Redscale: Fotografiar el lado incorrecto de la emulsión
¿Qué es?
El redscale (o escala de rojos) es una técnica de fotografía química que consiste en exponer el rollo del lado «incorrecto». La película se invierte colocándola del lado opuesto en otro magazine, para conseguir que se exponga primero la capa cyan —sensible al rojo de la emulsión— antes que las otras.
En términos más precisos: la técnica hace fotografías poniendo el carrete del revés, de manera que la luz entra primero por la parte del acetato y, en segundo lugar, por la emulsión.
El origen: un accidente feliz
Esta técnica se descubrió por accidente hace mucho tiempo, cuando se cargaban al revés las placas de gran formato y se obtenían imágenes en escala de rojos. Desde entonces, la comunidad fotográfica la adoptó y popularizó como una herramienta creativa deliberada.
¿Por qué se produce el efecto rojo?
Para entenderlo hay que conocer la estructura de la película a color. El rollo fotográfico consta de tres capas: azul, verde y rojo. La capa sensible al rojo es normalmente la última en captar la luz; al invertir la película, esta capa pasa a ser la primera en exponerse, de ahí el nombre de la técnica.
En condiciones normales, todas las capas son sensibles a la luz azul, por lo que la capa azul se coloca en la parte superior seguida de un filtro.

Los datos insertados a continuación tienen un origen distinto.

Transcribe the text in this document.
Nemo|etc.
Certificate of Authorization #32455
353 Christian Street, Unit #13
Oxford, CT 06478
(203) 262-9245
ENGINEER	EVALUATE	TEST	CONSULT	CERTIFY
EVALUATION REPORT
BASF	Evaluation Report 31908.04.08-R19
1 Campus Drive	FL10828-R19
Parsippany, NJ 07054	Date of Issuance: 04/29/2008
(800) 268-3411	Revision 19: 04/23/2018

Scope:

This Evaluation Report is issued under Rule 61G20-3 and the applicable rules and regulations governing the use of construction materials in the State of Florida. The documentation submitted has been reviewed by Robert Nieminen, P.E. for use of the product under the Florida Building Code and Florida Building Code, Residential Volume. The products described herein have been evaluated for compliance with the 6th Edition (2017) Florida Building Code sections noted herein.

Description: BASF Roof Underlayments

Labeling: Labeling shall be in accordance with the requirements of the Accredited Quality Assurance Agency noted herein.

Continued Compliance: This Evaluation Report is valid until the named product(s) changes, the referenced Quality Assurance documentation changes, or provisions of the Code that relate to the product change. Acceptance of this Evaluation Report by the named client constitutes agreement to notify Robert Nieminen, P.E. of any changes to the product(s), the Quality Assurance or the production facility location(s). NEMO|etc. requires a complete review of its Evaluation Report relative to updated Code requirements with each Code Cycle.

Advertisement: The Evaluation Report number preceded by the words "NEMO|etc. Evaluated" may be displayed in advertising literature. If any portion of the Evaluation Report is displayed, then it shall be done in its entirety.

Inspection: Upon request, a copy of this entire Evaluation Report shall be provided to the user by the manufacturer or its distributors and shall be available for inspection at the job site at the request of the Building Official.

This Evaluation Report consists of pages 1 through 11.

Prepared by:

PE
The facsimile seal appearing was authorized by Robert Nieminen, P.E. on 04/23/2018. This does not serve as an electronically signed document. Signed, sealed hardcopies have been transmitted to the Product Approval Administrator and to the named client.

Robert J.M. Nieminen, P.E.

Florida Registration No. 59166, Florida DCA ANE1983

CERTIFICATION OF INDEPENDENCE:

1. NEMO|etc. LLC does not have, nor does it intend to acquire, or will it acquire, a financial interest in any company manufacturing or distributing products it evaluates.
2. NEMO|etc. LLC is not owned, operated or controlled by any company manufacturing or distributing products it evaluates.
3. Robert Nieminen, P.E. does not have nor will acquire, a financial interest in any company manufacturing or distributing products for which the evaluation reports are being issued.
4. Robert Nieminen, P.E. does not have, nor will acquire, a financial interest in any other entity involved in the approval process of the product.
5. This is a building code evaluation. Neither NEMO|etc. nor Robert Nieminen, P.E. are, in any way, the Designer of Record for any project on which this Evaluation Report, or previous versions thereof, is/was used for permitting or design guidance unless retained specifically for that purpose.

Al invertir la película, la luz azul expone las capas que contienen los colorantes cian y magenta, pero la capa de colorante amarillo queda sin exponer debido al filtro, lo que genera el característico dominio del rojo.

El efecto visual y cómo controlarlo
Todas las fotografías adquieren un tono rojizo que se puede «controlar» según si se sobreexpone o subexpone la toma: la sobreexposición produce resultados más anaranjados o amarillentos, mientras que la subexposición tiende a resultados más rojizos e intensos.
Esto convierte al redscale en una técnica con cierto margen de expresión artística deliberada.
Cómo preparar el rollo (DIY)
Para evitar velar el rollo, el proceso debe realizarse en completa oscuridad: en bolsa de cambio, cuarto oscuro, o de noche dentro de un clóset con las luces apagadas. Se necesita el rollo a usar, un magazine vacío con un poco de film restante, cinta adhesiva y tijeras.
El procedimiento básico:
- Cortar la punta del rollo para dejarlo parejo (esto sí puede hacerse con luz).
- En oscuridad total, unir con cinta el extremo del rollo nuevo al extremo del magazine vacío, pero al revés, con la emulsión apuntando hacia el lado contrario al habitual.
- Pasar toda la película del magazine lleno al vacío.
- Cortar y preparar la lengüeta de arrastre.
Si al terminar se corta la película a uno o dos centímetros del final, se obtiene un nuevo magazine listo para un nuevo redscale.
ISO y exposición
Dado que la luz debe atravesar la base de acetato antes de llegar a la emulsión, la película pierde sensibilidad efectiva. Se recomienda usar una cámara mecánica, manual o semiautomática para tener control sobre la exposición. Muchos fotógrafos compensan disparando a un ISO más bajo del indicado en el carrete, o sobreexponiendo intencionalmente.
Al revelar
Al llevar el rollo a revelar en una tienda, hay que avisar siempre de que es un redscale casero para que extraigan la película manualmente y que la cinta adhesiva no interfiera en el proceso. El escaneo naturalmente saldrá volteado en horizontal, pero eso se corrige fácilmente en edición.